Я не знаю, как должен выглядеть трезвый капитан и какова должна быть честная плата за проезд, поэтому подглядываю за тем, что выбирают в порту пуритане, предполагая, что у них верный нюх и на первое, и на второе. Их довольно много здесь, в знакомой одежде, сшитой из темно-коричневой шерсти: суровые беспокойные мужья, которые тащат жен, которые тащат сыновей и дочерей сквозь разношерстную толпу, с чемоданами под мышкой, обвешанные котлами и прядильными колесами, отправляющиеся в Бостон, Мэн, Вирджинию, залив Массачусетс – в
Корабль называется «Мирмидон», а его капитан – красивый шотландец по имени Скэнлан, с румяными щеками и такими удивительно яркими синими глазами, будто он слишком много смотрел на море и небо и от того они приобрели такой цвет. Он посматривает на мой красный жакет, посмеивается – это смущает меня – и берет четыре фунта за проезд и питание, – это пугает меня, потому что в Мэннингтри столько мог бы стоить наш дом вместе со всей утварью.
Но я плачу́. Он говорит, что, если меня кто-то побеспокоит, нужно обращаться прямо к нему, и глубоко кланяется, как настоящий джентльмен, что показывает, что он таковым не является.

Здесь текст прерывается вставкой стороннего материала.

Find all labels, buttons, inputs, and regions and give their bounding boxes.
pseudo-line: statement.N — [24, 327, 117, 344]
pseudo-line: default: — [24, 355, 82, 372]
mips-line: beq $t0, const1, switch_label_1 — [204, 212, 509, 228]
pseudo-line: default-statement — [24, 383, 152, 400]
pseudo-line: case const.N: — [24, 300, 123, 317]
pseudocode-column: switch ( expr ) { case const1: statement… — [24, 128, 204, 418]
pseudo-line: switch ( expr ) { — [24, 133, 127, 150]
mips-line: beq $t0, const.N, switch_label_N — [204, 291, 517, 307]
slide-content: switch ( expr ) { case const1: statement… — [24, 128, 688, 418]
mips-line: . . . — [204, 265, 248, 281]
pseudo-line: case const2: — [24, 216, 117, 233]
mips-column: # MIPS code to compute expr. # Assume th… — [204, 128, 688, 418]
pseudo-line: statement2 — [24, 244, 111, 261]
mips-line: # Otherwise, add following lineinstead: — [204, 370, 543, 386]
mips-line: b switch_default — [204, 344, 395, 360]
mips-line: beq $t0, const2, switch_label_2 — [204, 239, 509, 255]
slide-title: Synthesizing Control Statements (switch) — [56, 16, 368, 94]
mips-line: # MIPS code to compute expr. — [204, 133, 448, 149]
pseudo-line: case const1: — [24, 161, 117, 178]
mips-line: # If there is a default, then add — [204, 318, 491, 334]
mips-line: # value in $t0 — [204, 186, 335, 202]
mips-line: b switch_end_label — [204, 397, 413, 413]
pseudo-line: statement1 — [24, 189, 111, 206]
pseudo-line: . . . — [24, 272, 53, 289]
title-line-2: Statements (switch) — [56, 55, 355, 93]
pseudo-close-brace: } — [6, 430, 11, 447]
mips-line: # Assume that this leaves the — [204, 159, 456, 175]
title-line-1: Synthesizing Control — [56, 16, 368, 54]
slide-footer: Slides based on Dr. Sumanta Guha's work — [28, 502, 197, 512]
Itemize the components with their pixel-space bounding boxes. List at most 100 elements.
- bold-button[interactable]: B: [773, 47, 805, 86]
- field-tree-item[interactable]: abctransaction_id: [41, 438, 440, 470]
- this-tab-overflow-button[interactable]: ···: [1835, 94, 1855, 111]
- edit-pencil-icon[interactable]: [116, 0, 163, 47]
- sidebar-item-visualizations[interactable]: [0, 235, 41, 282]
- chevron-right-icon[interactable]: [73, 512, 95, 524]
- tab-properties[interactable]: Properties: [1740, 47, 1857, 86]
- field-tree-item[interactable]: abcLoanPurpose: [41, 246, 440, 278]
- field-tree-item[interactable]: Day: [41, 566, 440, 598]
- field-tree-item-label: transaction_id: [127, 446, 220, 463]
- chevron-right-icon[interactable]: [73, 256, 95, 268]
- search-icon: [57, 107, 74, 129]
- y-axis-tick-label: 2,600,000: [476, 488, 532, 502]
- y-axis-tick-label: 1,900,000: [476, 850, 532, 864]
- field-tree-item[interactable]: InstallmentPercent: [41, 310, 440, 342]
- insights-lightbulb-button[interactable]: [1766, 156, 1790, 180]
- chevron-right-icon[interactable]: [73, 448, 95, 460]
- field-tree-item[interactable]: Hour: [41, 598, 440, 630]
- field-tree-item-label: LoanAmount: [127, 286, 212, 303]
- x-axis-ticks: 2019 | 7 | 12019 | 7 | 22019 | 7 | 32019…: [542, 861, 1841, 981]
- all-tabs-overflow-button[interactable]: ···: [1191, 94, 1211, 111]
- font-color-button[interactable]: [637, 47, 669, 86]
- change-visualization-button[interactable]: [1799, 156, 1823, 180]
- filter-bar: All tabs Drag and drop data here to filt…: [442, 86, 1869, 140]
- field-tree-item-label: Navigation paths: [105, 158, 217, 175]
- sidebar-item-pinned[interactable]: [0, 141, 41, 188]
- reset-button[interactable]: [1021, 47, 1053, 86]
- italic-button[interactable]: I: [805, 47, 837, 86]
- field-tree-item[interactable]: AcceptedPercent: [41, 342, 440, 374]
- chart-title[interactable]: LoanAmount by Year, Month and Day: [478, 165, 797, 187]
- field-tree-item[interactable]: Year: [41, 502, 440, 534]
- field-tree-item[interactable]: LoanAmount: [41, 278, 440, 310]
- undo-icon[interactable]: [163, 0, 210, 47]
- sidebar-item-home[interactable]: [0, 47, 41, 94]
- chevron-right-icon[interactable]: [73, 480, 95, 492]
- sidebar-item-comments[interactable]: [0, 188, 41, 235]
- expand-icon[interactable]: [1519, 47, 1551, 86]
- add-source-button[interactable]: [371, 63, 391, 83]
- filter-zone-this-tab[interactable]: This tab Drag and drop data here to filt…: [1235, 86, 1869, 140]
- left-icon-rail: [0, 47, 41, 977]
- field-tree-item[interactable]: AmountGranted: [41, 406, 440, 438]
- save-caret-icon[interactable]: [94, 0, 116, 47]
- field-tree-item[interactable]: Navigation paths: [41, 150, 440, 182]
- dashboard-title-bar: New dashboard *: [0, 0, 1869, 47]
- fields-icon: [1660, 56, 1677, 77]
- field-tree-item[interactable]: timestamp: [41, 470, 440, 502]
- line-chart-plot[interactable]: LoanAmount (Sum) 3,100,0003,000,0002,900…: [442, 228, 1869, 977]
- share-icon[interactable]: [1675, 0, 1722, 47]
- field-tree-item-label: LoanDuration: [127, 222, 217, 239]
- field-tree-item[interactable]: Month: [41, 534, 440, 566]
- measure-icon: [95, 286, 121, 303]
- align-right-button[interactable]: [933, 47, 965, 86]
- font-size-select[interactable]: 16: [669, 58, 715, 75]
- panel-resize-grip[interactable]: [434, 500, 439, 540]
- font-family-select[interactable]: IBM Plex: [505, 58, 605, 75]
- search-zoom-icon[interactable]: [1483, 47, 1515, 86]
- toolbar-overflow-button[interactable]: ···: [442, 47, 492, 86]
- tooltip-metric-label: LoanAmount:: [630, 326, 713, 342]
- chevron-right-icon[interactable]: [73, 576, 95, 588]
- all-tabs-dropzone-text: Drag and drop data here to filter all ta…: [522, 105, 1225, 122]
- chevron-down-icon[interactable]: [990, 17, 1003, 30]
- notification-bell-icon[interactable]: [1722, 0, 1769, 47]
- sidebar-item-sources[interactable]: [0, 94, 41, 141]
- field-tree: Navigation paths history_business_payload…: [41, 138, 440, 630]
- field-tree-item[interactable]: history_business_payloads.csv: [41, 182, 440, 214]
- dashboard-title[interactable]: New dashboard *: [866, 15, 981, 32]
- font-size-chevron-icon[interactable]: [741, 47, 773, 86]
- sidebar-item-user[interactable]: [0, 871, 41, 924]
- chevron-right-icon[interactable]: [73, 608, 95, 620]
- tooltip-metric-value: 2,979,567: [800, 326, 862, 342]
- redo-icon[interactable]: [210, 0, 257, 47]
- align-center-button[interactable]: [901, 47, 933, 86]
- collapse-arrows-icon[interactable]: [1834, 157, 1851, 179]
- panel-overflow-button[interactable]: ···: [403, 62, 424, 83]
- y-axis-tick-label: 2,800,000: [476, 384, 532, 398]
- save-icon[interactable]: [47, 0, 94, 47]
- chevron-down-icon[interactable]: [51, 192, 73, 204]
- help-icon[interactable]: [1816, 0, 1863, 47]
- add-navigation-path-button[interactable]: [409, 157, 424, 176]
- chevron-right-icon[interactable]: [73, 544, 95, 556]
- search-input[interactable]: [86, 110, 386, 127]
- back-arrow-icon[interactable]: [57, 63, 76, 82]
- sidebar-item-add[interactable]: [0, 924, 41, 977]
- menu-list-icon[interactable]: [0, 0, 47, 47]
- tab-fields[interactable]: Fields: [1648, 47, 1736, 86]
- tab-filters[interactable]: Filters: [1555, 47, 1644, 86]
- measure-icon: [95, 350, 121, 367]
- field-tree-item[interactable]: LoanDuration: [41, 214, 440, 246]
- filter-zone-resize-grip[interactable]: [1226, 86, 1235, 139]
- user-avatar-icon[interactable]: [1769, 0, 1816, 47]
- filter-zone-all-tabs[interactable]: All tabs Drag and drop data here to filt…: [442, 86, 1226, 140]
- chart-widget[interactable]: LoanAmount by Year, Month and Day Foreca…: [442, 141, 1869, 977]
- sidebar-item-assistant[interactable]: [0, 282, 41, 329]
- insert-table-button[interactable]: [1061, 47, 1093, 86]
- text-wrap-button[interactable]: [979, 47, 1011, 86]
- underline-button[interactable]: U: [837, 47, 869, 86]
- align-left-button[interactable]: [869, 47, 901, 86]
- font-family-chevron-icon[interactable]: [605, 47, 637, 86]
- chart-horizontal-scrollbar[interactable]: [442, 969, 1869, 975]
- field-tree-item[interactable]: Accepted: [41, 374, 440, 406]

Когда корабль выходит из порта на Темзу, становится слишком шумно, все суетятся. Детфорд превращается в размытое нитями дыма цветное пятно над водой, предзакатный свет падает на Гринвичский дворец, и каменные стены светятся, словно кусочек ноги ангела. За ним зеленые холмы Кента, простирающиеся на юг, в сумерки, и мир мертвых, Англия, внизу. По мере того как угасает вечерний свет, палуба пустеет. Пуритане спускаются вниз, искать свои койки, но я остаюсь наверху – мне хочется чувствовать свежий ветер, смотреть, как истаивает берег, а гладь воды становится шире, слушать, как чайки спорят в облаках, и говорить –
– Я думала, ты умерла, – сообщает она мне.
На что я делаю ироничный реверанс и говорю, что я тоже очень рада ее видеть.
Она расслабляется и отпускает мою руку, оглядывая меня с ног до головы.
– Прости, – выдавливает она. – Но что… я не могу… как ты здесь оказалась?
И я вижу, что она и вправду считала, что я умерла, и что часть ее продолжает так считать, настолько ее ошеломило мое внезапное появление.
Я тоже окидываю ее взглядом. Она одета бедно и жалко, и еще более жалко выглядят попытки выглядеть наряднее: сиреневый шарф на грязной шее, двойной слой румян на щеках, зеленые чулки, собравшиеся в складки на лодыжках. С тех пор как мы виделись в последний раз, прошло четыре года – четыре года с тех пор, как она покинула Мэннингтри. Кажется, эти годы дались ей не слишком легко. Может быть, ее судьба не была столь жестокой, как моя, но. Страдание есть страдание.
– Я покинула Мэннингтри, – это все, что я могу сказать. – Неделю как.
– А другие? – спрашивает она, переминаясь с ноги на ногу; ее большие глаза внезапно наполняются слезами.